Higher costs and lower selling prices are expected to rob cow-calf producers in Arkansas and the rest of the nation of profits in 2008. Arkansas cow-calf producers should expect two or even three lean years ahead, said Tom Troxel, Extension professor and associate animal science department head with the University of Arkansas Division of Agriculture.

Troxel said producers could lose $30 or more per cow.

“With the recent decline in calf prices, actual losses in 2008 may be higher than $30 per cow, even though grain prices are dropping,” he said.

Cow-calf producers have experienced negative returns in only three years since 1986. Producers lost from $25 to $90 per head in 1995, 1996 and 1998, Troxel said.

Producers began liquidating cows from their herds in the spring because of high carrying costs, which included the increased cost of fertilizer, fuel and feed.

“This really has been a step in a long process that began in the fall of 2006,” Troxel explained. “Cow slaughter usually peaks in November after spring-born calves are weaned and before winter weather makes feeding hay and/or supplements necessary.”

He said that the beef industry is apparently not in a position to replace the cows going to slaughter because the July inventory of heifers being held for beef cow replacements was about 2 percent smaller than a year ago. As a result, the national cow herd should be lower Jan. 1, 2009, compared to Jan 1, 2008.

Troxel said that in the past the industry was more or less governed by an eight-year to 12-year cattle cycle in which the national herd was reduced because of lower prices, followed by a herd rebuilding phase.

“This cycle is not expected to continue this time,” Troxel said, and he noted that some economists have said the beef cattle cycle is over, and it will be replaced by a flat line.

Plunging cattle prices have also hit yearling prices hard. Prices for yearlings — 700- to 800-pound feeders — dropped by $20 per hundredweight from mid-summer through early October. This was driven by lower fed cattle prices and the cumulative effects of cattle feeding losses, according to Troxel.

Cattle feeders have lost $25 to nearly $175 per head over the past year to year and a half.

“Lower yearling prices pressured calf (400- to 500-pound) prices,” Troxel said. Calves are what the majority of Arkansas cow-calf producers sell. Prices, however, have rebounded a bit in recent weeks due to excellent wheat pasture conditions in the nation’s High Plains.”

A lower beef supply will drive prices back up for producers and consumers, Troxel predicted.

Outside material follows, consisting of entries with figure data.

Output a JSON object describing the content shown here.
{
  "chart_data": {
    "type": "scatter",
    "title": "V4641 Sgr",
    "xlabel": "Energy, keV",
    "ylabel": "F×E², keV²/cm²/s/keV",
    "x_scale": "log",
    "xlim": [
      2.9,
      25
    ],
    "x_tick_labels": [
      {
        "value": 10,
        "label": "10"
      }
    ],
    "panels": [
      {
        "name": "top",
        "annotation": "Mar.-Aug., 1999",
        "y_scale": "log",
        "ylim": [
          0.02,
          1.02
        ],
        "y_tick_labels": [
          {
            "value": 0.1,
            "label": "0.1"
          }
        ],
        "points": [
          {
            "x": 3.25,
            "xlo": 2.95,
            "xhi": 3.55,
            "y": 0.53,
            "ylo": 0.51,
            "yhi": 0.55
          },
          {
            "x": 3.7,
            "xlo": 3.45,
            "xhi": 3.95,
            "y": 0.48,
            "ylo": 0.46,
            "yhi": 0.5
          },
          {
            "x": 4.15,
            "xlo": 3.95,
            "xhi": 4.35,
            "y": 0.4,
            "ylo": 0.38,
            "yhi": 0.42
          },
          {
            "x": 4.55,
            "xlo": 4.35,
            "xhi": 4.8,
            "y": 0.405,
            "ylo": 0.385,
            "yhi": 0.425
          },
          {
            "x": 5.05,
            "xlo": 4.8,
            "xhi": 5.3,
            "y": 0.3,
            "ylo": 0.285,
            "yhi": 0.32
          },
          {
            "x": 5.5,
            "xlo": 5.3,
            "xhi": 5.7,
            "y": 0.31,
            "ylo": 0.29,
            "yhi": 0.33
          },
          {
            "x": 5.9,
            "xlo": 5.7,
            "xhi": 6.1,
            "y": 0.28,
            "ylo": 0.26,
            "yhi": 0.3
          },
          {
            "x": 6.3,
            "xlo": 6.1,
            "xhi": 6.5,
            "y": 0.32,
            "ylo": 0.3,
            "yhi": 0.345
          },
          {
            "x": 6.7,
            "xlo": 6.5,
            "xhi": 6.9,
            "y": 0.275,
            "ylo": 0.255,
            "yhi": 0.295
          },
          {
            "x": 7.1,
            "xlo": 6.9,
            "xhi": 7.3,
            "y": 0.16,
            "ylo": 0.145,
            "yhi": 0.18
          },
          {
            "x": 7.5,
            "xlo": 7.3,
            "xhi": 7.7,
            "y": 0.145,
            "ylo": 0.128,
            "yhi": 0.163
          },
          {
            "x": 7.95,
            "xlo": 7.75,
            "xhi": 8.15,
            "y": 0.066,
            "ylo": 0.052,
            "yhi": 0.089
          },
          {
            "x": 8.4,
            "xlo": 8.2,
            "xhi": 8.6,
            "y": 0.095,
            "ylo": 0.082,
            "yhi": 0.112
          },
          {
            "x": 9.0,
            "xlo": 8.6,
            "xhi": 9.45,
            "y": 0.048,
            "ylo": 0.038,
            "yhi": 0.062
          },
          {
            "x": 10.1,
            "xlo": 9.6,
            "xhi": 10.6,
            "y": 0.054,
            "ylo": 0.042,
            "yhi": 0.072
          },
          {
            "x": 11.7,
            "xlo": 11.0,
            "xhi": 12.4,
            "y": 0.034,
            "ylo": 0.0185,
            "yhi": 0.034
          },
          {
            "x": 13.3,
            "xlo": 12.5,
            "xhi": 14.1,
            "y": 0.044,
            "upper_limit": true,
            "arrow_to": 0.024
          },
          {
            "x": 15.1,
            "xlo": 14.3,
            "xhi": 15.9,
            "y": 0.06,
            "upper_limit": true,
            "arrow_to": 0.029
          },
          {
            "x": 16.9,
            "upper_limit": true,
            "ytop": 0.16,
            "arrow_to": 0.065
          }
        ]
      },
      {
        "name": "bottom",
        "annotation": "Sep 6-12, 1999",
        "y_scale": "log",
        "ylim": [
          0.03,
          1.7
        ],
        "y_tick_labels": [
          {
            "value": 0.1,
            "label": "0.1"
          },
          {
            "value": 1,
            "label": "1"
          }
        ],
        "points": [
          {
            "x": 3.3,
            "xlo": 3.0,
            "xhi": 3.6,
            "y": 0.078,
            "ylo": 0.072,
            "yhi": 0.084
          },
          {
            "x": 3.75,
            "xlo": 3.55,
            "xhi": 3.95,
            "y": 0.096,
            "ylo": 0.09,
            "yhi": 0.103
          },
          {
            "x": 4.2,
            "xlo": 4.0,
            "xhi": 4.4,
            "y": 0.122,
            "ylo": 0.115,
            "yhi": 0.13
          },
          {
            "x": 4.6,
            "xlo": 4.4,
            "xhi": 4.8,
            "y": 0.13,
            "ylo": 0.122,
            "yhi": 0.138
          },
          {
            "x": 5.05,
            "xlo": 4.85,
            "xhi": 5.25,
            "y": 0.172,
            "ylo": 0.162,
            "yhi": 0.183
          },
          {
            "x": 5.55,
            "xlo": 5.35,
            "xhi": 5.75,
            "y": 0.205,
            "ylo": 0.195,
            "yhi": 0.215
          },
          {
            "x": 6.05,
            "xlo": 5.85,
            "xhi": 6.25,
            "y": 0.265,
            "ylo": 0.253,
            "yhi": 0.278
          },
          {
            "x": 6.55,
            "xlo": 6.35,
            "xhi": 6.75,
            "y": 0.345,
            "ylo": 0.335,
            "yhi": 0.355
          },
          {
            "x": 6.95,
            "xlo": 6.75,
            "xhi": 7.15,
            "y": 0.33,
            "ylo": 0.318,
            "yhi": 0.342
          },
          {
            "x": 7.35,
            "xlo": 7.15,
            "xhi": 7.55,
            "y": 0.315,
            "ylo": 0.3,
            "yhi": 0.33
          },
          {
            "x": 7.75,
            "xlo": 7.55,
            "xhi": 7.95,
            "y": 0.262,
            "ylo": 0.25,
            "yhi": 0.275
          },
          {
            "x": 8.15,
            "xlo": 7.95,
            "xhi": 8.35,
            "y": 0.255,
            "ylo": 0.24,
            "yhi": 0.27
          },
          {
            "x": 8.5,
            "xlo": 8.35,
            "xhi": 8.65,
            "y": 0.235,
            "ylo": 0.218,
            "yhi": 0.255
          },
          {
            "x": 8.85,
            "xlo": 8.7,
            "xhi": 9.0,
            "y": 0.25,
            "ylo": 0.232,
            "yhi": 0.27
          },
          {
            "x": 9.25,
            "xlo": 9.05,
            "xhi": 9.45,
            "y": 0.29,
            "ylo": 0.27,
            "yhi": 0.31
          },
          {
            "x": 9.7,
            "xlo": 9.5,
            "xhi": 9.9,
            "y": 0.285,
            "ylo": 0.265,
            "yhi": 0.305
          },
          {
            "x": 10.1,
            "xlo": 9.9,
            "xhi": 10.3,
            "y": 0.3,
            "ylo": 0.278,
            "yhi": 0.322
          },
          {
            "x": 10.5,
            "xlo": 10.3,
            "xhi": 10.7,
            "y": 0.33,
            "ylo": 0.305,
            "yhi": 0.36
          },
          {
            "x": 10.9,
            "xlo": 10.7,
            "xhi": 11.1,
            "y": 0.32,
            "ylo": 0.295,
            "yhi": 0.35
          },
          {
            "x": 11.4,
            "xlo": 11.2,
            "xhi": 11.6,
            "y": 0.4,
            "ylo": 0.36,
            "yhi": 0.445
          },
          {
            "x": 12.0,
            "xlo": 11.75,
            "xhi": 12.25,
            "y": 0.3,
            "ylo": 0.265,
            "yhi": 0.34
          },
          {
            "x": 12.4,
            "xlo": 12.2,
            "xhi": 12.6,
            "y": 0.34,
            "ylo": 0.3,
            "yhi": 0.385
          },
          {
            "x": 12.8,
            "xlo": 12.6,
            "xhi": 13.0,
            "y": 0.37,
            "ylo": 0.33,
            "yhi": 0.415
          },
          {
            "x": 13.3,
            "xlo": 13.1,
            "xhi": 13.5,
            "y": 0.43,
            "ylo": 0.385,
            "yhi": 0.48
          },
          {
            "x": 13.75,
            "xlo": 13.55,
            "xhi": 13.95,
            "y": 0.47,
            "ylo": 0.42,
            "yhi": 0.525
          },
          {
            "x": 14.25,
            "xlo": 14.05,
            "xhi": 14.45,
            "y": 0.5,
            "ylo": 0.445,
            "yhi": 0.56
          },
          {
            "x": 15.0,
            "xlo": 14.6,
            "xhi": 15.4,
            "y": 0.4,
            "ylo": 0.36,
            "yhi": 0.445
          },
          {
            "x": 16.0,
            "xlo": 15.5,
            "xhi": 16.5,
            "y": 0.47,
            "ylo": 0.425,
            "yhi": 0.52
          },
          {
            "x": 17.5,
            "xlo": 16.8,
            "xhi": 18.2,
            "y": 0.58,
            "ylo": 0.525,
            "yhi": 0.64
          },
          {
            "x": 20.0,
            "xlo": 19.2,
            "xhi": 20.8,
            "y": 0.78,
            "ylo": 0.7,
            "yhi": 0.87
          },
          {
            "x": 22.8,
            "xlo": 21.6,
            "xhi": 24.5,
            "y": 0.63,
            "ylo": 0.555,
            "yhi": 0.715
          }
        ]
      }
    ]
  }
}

“But it’s going to be a while for higher prices to take hold,” he said. Cows going to slaughter now had a calf last spring, and those calves won’t get through feedyards until late 2009 or early 2010.

How can Arkansas cow-calf producers improve their chances for profitability?

Producers have to go back to the old tried and true economic practices of keeping a sharp pencil handy and improving production efficiency by employing cost-effective management practices, according to Troxel.

“Eliminating cows that either don’t produce calves or produce inferior calves, balancing supplemental feeding programs based on a forage test, base fertilizer applications based on a soil test are just a few management tips to improve efficiency,” Troxel said.

He said producers also have to make critical decisions about when calves are sold and at what weight.

“Marketing has always been important to cattle producers,” he said, “but it will become even more important during the next few years.”